On the 50th anniversary of the state funeral of Sir Winston Churchill, the reputation of the “greatest Briton” is once again being debated. What were his successes and failures?
There are few potted biographies of Churchill these days that do not draw attention to his racism and imperialism, his belief that white Britons were at the top of the tree and destined to rule over others many thousands of miles away. For a man of his time, this was hardly uncommon, but some of his comments about black and Asian people are liable to make many of us wince these days.
As India’s independence leader and believer in non-violent protest, Gandhi has achieved an iconic status, not one that can be comfortably reconciled with Churchill’s oberservation that “it is alarming and nauseating to see Mr Gandhi, a seditious Middle Temple lawyer, now posing as a fakir… striding half-naked up the steps of the vice-regal palace”.
Sir Winston Churchill is also remembered for his treatment of rioting miners in south Wales in 1910. In trade union circles, he was the Liberal home secretary who sent in troops to restore order, but his precise role in events has been challenged. A decade later, he used the notorious Black and Tans, no strangers to extreme force, against the IRA in Ireland.
Churchill is best known for leading Britain through the second world war, which restored his reputation after the Gallipoli disaster in the first world war.
As first lord of the admiralty, responsible for the navy, he believed the war should be extended east, beyond the trenches of Europe. His military plan meant sending the fleet through the Dardanelles to seize Constantinople, ending Turkey’s role in the conflict.
Accordingly, in 1915, an attack was mounted at Gallipoli, with troops from Britain, France, Australia and New Zealand launching a land invasion. Fighting lasted for nine months, with heavy casualties on both sides, before allied troops were evacuated, having failed in their mission.
In London, the failure led to the formation of a coalition government, with Conservatives brought into the fold and Churchill demoted. He believed he was “finished” and his political opponents rarely let him forget how his master plan for the Dardanelles had ended so tragically.
A lesser – some might say less egotistical – man might have slunk away at this stage of his life, questioning his own abilities as a military campaigner. Churchill did not, and for that Britons today must be thankful – despite the terrible loss of life in the second world war.
While in the build-up, Neville Chamberlain hoped that war with “barbaric” Nazi Germany would never come, Churchill, now a Conservative, knew it would and that Britain had to be prepared – or face a foreign invasion that could have led to its end as an independent country.
He replaced Chamberlain as prime minister during the early stages of the war, following the Norway debacle.

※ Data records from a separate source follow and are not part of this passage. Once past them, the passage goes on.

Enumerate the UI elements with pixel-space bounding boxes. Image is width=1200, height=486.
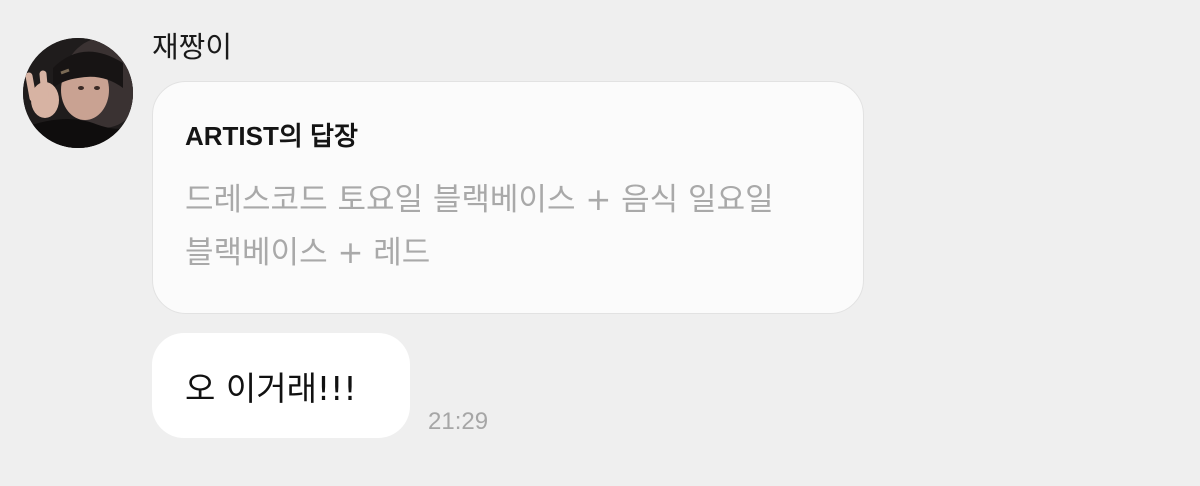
reply-body: 드레스코드 토요일 블랙베이스 + 음식 일요일 블랙베이스 + 레드 — [185, 174, 825, 280]
artist-reply-card[interactable]: ARTIST의 답장 드레스코드 토요일 블랙베이스 + 음식 일요일 블랙베이… — [152, 81, 864, 314]
avatar[interactable] — [23, 38, 133, 148]
message-text: 오 이거래!!! — [185, 368, 357, 408]
reply-line-2: 블랙베이스 + 레드 — [185, 235, 431, 271]
reply-line-1: 드레스코드 토요일 블랙베이스 + 음식 일요일 — [185, 182, 774, 218]
message-bubble[interactable]: 오 이거래!!! — [152, 333, 410, 438]
user-avatar-photo-icon — [23, 38, 133, 148]
reply-header: ARTIST의 답장 — [185, 121, 358, 151]
message-timestamp: 21:29 — [428, 408, 489, 435]
sender-name: 재짱이 — [152, 30, 233, 64]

The irony is that Chamberlain resigned after an unsuccessful military campaign whose main architect had been first lord of the admiralty Winston Churchill.
While Gallipoli had led to demotion, Norway led to promotion – to the highest office in the land. But Churchill would not always be tarred by his failures, despite the need to evacuate the British Expeditionary Force from Dunkirk. His finest hour was just beginning.
Churchill had his flaws - but his legacy is with us today. Read Alex Thomson's blog.
The prime minister realised that unlike the first world war, the second would be fought from the air. Had Britain not managed to defeat the Luftwaffe in the Battle of Britain in 1940, with Hitler waiting to invade, British history would have followed a different course.
Before Russia’s entry into the war, Britain stood alone, hoping for US assistance – with only Churchill’s “we will never surrender” rhetoric in the House of Commons and on the radio to raise people’s flagging spirits.
These were soon lifted by America’s decision, after Pearl Harbor, to declare war on Germany, along with British victory at El Alamein and German defeat, at the hands of the Russians, at Stalingrad. D-Day was still to come.
Of course Churchill cannot be credited with every British victory in the second world war, in the same way he cannot be criticised for every defeat. Nor can Britain claim to have defeated Hitler’s Germany on its own. Far from it.
But it was Churchill’s understanding that Britain would not be able to watch the war from the sidelines, and the indomitable spirit he displayed during Britain’s darkest hour, that deserves praise. Quite simply, he was the right person at the time and no-one else would have done a better job.
Had Britain been defeated, Churchill’s reputation would not be what it is today. But it was not.
Not that this worked for him at the 1945 election, when he was rejected by the voters in favour of Clement Attlee’s Labour party, which won a landside. His sky-high approval ratings in opinion polls suggested victory was in reach. But to the British people, after years of sacrifice, Labour’s unequivocal commitment to a welfare state held more allure.
For years, Churchill had neglected domestic politics so he could concentrate on the war effort. This proved his undoing in 1945, but six years later, in 1951, he was back in power.